Donna Elvira (Federica Lombardi) kehrt mit einheimischen Frauen aus Salzburg zurück, um Don Giovanni mit seinen Opfern zu konfrontieren: eine Schlüsselszene aus Romeo Castelluccis Mozart-Inszenierung bei den Festspielen.

Ruth Walz / SF

Sie waren der hellste Leuchtturm inmitten der Nacht, die sich mit der Corona-Pandemie über das internationale Kulturleben gesenkt hat. Die Salzburger Festspiele, für einmal unangefochten das führende Musikfestival der Welt, nutzten im Sommer 2020 das schmale Zeitfenster vor der zweiten Welle, um allen zu zeigen: Musik und Theater leben noch, sie leben weiter, irgendwie. Denn so schnell, wie die Politik es wollte – sei es aus erschütterndem Desinteresse, aus Handlungsnot oder Profilierungszwang –, lässt sich die Kunst nicht zum Schweigen bringen.

Während andere Festivals reihenweise abgesagt wurden, erlebte man an der Salzach ein Ad-hoc-Programm mit reduzierten Besucherzahlen und strengen Reglements für die Beteiligten, aber ohne eine nennenswerte Anzahl von Ansteckungen. Das war, wohlgemerkt, im Jahr vor der Zulassung der ersten Impfstoffe. Mit diesem Coup hat Salzburg vielen Mut gemacht, voran den lange Zeit unnötig düpierten Künstlern, aber ebenso dem vielerorts auf Nulldiät gesetzten Publikum. Es hat in der hundertjährigen Geschichte der Festspiele keine wichtigere Spielzeit gegeben als die Jubiläumssaison 2020.

Einstehen für die Kultur

Ein Jahr später feiert man an der Salzach immer noch. Die Festspielpräsidentin Helga Rabl-Stadler und der Intendant Markus Hinterhäuser – beide unterdessen sogar mit Orden für ihren Kampf um die Kultur bedacht – haben die Feierlichkeiten kurzerhand verlängert. Das ergibt Sinn, denn in diesem 101. Jahr liefert man einiges aus dem ursprünglichen Jubiläumsprogramm nach.

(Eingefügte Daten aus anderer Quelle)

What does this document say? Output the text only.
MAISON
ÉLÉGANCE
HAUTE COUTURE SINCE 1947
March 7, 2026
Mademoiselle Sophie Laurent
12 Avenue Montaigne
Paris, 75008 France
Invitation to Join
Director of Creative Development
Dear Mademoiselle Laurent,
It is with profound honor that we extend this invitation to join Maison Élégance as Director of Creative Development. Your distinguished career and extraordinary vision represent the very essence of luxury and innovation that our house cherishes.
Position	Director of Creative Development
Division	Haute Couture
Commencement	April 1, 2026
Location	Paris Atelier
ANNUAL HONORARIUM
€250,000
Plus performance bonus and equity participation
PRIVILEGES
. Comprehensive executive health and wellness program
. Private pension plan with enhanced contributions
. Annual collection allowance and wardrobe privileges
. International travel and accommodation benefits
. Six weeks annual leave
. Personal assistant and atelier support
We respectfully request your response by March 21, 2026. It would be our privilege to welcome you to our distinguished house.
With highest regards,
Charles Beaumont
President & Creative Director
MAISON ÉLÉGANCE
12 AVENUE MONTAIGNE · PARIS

Auch sonst stehen die Zeichen auf Wiederholung des Coups von 2020, nur dass diesmal, obendrein bei Vollauslastung der Festspielhäuser, noch strengere Auflagen gelten. Denn ein erster Rückschlag ist schon aktenkundig: Nachdem am Tag nach der «Jedermann»-Premiere ein geimpfter Besucher positiv getestet worden war, mussten sich 44 mögliche Kontaktpersonen einem Nachtest unterziehen. Seither gilt überall eine FFP2-Masken-Pflicht, nun auch während der Darbietungen.

Das Erlebnis von Kunst und Kultur bedeutet also im zweiten Corona-Sommer noch immer ein Abenteuer. Und sehr wohl ein gewisses gesundheitliches Risiko, man sollte dies nicht verschweigen. Aber das Zusammenspiel aus persönlichem Wagemut und dem bewussten, vielleicht sogar ein wenig trotzigen Engagement für den Erhalt der Künste scheint die Stimmung bei vielen Festspielgästen auf besondere Weise anzuregen: Man steht zusammen ein für die Kultur, die man nicht den Unbilden der Zeitläufte überlassen will.

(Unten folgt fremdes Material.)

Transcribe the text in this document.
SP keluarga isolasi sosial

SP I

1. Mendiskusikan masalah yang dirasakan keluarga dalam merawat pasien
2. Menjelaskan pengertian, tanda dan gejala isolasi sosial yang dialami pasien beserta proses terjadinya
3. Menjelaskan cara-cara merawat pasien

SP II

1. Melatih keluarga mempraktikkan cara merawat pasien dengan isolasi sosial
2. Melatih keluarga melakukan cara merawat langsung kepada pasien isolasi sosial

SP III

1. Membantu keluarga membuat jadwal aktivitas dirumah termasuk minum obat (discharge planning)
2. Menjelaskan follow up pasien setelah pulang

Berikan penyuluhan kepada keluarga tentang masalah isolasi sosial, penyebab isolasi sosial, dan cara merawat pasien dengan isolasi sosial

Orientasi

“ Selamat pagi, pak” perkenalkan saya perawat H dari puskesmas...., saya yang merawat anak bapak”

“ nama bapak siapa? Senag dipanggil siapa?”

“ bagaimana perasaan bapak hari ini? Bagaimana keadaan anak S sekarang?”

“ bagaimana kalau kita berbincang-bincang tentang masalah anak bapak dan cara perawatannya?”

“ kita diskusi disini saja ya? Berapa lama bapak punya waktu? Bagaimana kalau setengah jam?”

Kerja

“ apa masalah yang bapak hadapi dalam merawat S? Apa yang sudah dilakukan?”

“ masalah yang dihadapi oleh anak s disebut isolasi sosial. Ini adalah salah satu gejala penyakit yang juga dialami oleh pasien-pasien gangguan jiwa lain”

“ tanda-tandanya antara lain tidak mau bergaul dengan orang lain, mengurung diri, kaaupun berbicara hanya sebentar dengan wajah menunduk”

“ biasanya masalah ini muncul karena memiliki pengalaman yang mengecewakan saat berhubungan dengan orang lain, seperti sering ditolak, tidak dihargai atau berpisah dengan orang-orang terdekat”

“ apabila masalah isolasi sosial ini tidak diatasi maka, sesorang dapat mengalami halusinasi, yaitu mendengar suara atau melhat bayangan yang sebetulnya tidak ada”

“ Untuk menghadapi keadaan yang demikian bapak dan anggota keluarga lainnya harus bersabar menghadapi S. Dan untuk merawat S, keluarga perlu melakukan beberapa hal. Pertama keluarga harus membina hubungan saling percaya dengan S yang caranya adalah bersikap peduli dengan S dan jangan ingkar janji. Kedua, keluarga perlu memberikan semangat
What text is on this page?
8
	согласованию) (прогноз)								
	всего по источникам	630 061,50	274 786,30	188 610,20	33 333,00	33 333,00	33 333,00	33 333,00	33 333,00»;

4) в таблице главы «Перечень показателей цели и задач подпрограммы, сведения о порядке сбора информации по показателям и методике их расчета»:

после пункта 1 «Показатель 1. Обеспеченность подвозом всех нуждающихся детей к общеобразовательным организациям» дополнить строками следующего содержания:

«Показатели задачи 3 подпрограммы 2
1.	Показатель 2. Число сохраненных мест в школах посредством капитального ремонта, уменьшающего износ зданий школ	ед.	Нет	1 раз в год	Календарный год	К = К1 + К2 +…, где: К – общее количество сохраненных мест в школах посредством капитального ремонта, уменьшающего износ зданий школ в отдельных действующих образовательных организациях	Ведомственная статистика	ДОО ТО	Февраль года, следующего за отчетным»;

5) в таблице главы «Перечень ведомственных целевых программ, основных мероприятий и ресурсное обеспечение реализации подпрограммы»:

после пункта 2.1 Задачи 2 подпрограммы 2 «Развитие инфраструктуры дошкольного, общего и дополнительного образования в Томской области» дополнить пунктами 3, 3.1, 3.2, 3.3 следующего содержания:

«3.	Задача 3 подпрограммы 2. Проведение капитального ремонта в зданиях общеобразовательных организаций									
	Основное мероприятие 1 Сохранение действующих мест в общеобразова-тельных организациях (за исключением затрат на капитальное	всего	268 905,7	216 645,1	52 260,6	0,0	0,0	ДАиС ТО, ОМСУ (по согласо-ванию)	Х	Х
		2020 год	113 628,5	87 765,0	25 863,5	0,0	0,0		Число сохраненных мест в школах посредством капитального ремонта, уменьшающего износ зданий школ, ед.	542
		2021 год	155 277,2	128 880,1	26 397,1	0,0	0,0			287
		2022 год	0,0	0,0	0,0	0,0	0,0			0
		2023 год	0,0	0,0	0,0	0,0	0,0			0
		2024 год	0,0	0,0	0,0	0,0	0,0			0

In diese Kerbe schlug auch der ehemalige deutsche Kulturstaatsminister Julian Nida-Rümelin bei seiner Rede zur Festspieleröffnung am Sonntag. Er verglich das utopische Potenzial der Künste mit der «humanistischen Utopie» der Demokratie als Staatsform. Für eine beherzte Verteidigung der Demokratie gelte es, den Dystopien von Klimawandel, drohendem Atomkrieg und unkontrollierbarer Maschinenmacht etwas Positives entgegenzusetzen, sagte Nida-Rümelin in der Felsenreitschule, unter anderem in Anwesenheit von EU-Kommissionspräsidentin Ursula von der Leyen.

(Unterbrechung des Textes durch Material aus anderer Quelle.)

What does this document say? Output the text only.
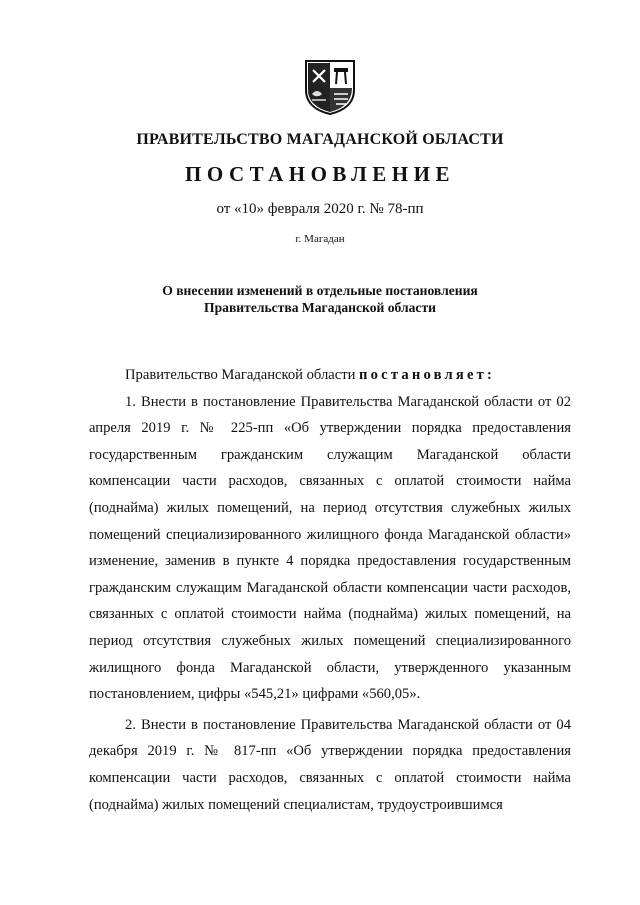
ПРАВИТЕЛЬСТВО МАГАДАНСКОЙ ОБЛАСТИ
ПОСТАНОВЛЕНИЕ
от «10» февраля 2020 г. № 78-пп
г. Магадан
О внесении изменений в отдельные постановления
Правительства Магаданской области

Правительство Магаданской области постановляет:

1. Внести в постановление Правительства Магаданской области от 02 апреля 2019 г. № 225-пп «Об утверждении порядка предоставления государственным гражданским служащим Магаданской области компенсации части расходов, связанных с оплатой стоимости найма (поднайма) жилых помещений, на период отсутствия служебных жилых помещений специализированного жилищного фонда Магаданской области» изменение, заменив в пункте 4 порядка предоставления государственным гражданским служащим Магаданской области компенсации части расходов, связанных с оплатой стоимости найма (поднайма) жилых помещений, на период отсутствия служебных жилых помещений специализированного жилищного фонда Магаданской области, утвержденного указанным постановлением, цифры «545,21» цифрами «560,05».

2. Внести в постановление Правительства Магаданской области от 04 декабря 2019 г. № 817-пп «Об утверждении порядка предоставления компенсации части расходов, связанных с оплатой стоимости найма (поднайма) жилых помещений специалистам, трудоустроившимся
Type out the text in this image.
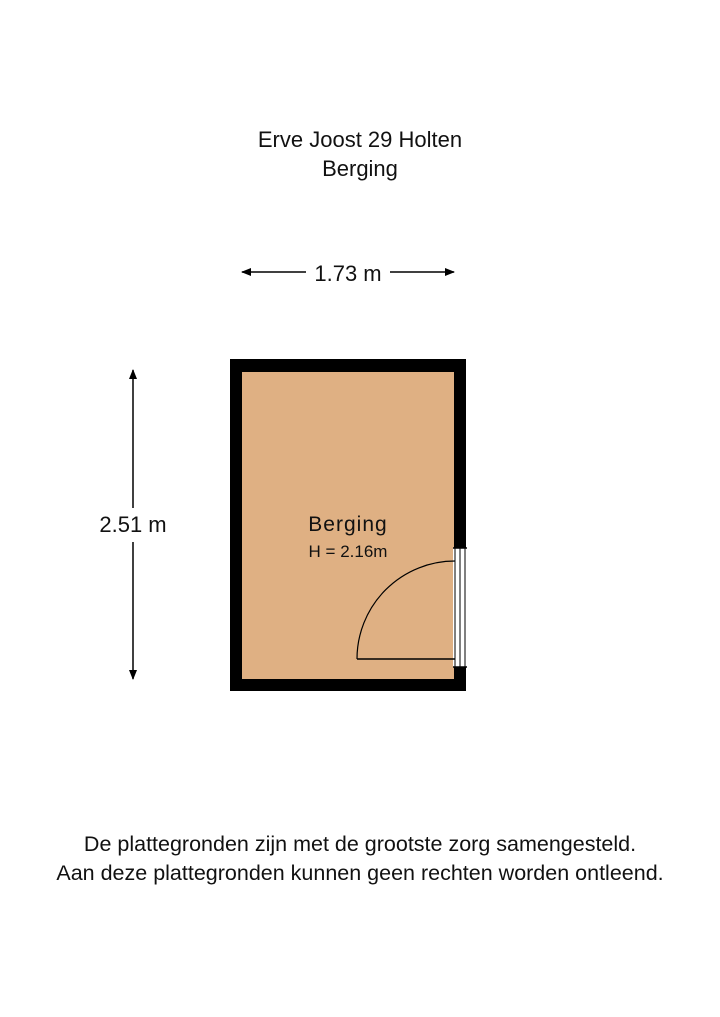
Erve Joost 29 Holten
Berging
1.73 m
2.51 m	Berging
H = 2.16m
De plattegronden zijn met de grootste zorg samengesteld.
Aan deze plattegronden kunnen geen rechten worden ontleend.
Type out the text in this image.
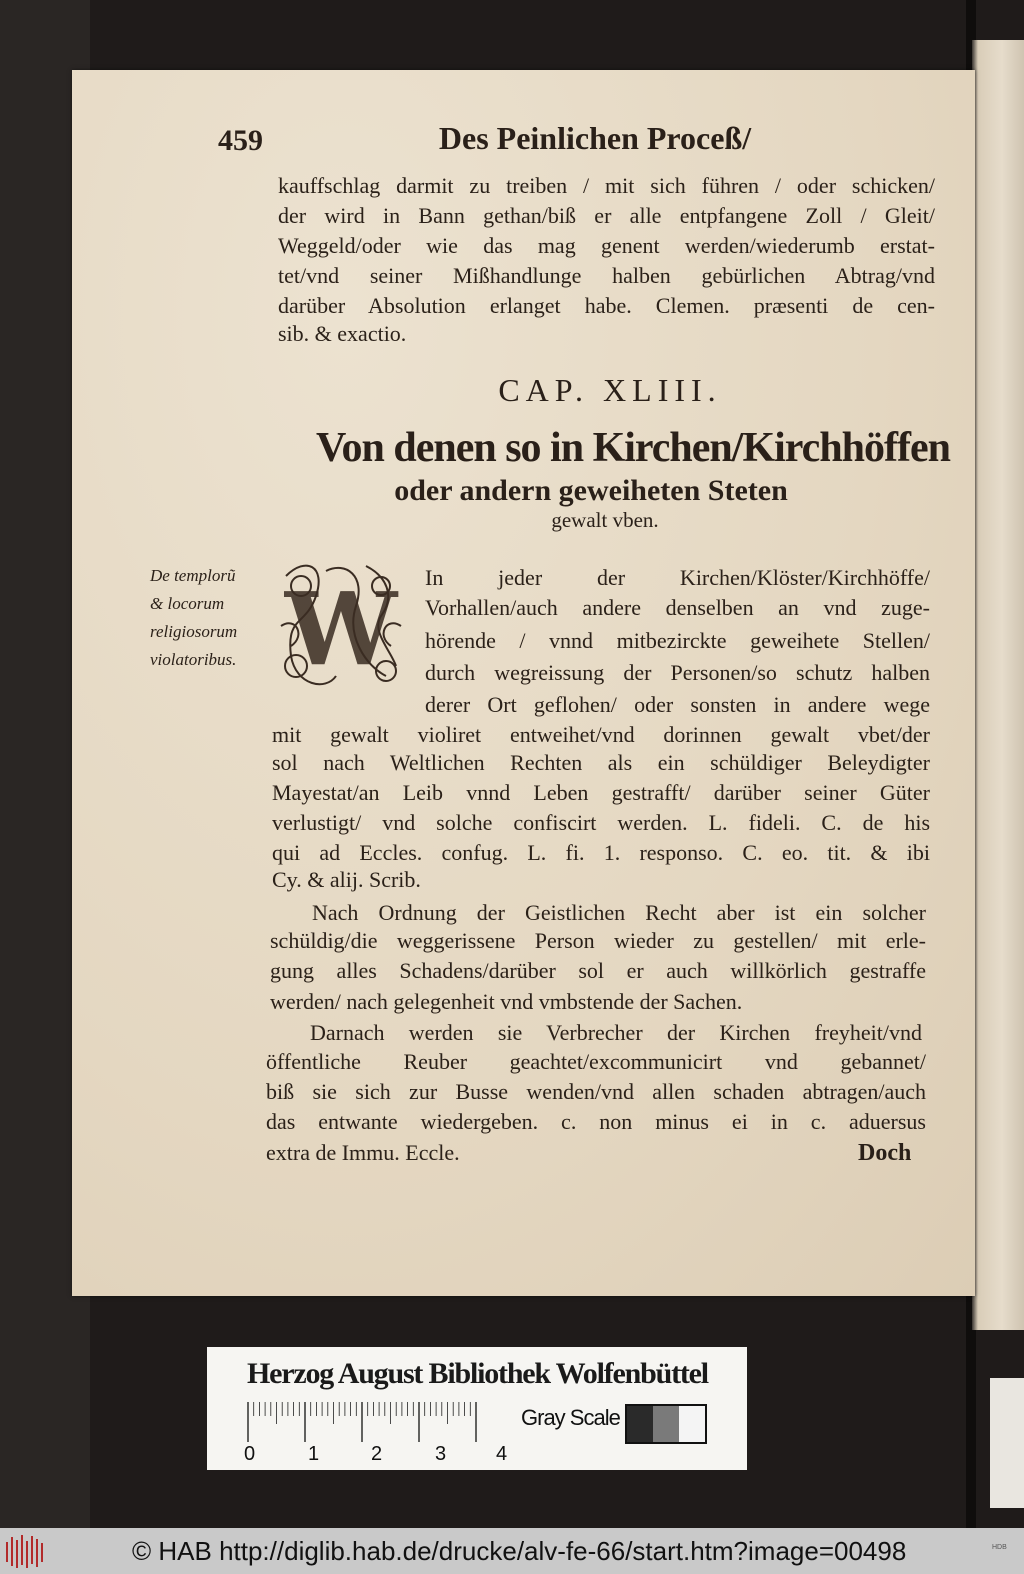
459	Des Peinlichen Proceß/
kauffschlag darmit zu treiben / mit sich führen / oder schicken/
der wird in Bann gethan/biß er alle entpfangene Zoll / Gleit/
Weggeld/oder wie das mag genent werden/wiederumb erstat-
tet/vnd seiner Mißhandlunge halben gebürlichen Abtrag/vnd
darüber Absolution erlanget habe. Clemen. præsenti de cen-
sib. & exactio.
CAP. XLIII.
Von denen so in Kirchen/Kirchhöffen
oder andern geweiheten Steten
gewalt vben.
De templorũ
& locorum
religiosorum
violatoribus. W In jeder der Kirchen/Klöster/Kirchhöffe/
Vorhallen/auch andere denselben an vnd zuge-
hörende / vnnd mitbezirckte geweihete Stellen/
durch wegreissung der Personen/so schutz halben
derer Ort geflohen/ oder sonsten in andere wege
mit gewalt violiret entweihet/vnd dorinnen gewalt vbet/der
sol nach Weltlichen Rechten als ein schüldiger Beleydigter
Mayestat/an Leib vnnd Leben gestrafft/ darüber seiner Güter
verlustigt/ vnd solche confiscirt werden. L. fideli. C. de his
qui ad Eccles. confug. L. fi. 1. responso. C. eo. tit. & ibi
Cy. & alij. Scrib.
Nach Ordnung der Geistlichen Recht aber ist ein solcher
schüldig/die weggerissene Person wieder zu gestellen/ mit erle-
gung alles Schadens/darüber sol er auch willkörlich gestraffe
werden/ nach gelegenheit vnd vmbstende der Sachen.
Darnach werden sie Verbrecher der Kirchen freyheit/vnd
öffentliche Reuber geachtet/excommunicirt vnd gebannet/
biß sie sich zur Busse wenden/vnd allen schaden abtragen/auch
das entwante wiedergeben. c. non minus ei in c. aduersus
extra de Immu. Eccle.	Doch
Herzog August Bibliothek Wolfenbüttel
0	1	2	3 4
Gray Scale
© HAB http://diglib.hab.de/drucke/alv-fe-66/start.htm?image=00498	HDB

Ob der Philosoph bei seiner Festrede auch das utopische Potenzial der ersten Opernneuinszenierung der Festspiele im Blick hatte? Der Italiener Romeo Castellucci steht für eine ausgesprochen individuelle Form des Musiktheaters, worin installative, rituelle und performative Elemente auf hochästhetische Weise zu kulturellen Bilderreigen verschmelzen. Castellucci ist zudem der tiefgründigste Enzyklopädist unter den Regisseuren unserer Zeit. Das äussert sich in dem umfassenden gedanklichen Unter- und Überbau seiner Inszenierungen, die einem immer wieder das Gefühl vermitteln, man befinde sich gerade in der multimedial angereicherten Blockbuster-Ausstellung eines kunsthistorischen Museums.

«Aha!»-Effekte

Die Kehrseite dieses intellektuellen Ansatzes ist, dass das blosse Ausstellen von Bildungsgut zwar bei kundigen Betrachtern den Wiedererkennungsreiz, vielleicht sogar einen «Aha!»-Effekt auslösen kann. Echte theatrale Spannung, die jede Opernaufführung braucht, um mehr zu sein als eine museale Feier des Repertoires, entsteht jedoch aus der konkreten Aktion, dem handfesten Zusammenspiel der Figuren, aus Bühnenblut, echtem Schweiss und mindestens halbechten Tränen. Wenn Castellucci diese Spannung im Einklang mit der Musik zu erzeugen vermag, gelingen ihm Gesamtkunstwerke von atemberaubender Intensität. Wo nicht, wandelt man immer noch durch eine exquisite, aber kalte Galerie mit Objekten und manchmal hermetisch wirkenden Installationen.

In diesem Spannungsfeld bewegt sich auch die Salzburger Neuproduktion von Mozarts «Don Giovanni» im Grossen Festspielhaus. Wiederum geht Castellucci klug zurück bis an die Wurzeln des Don-Juan-Mythos – bis zum antiken Dionysos und seinen lüsternen Satyrn. Dafür fegt er buchstäblich zuerst den Schauplatz leer: Helfende Geister, von denen es eine Unzahl gibt an diesem Abend, räumen das Innere einer Kirche aus, deren Architektur verblüffend dem Salzburger Domplatz nachempfunden ist, also der traditionellen Spielstätte des «Jedermann».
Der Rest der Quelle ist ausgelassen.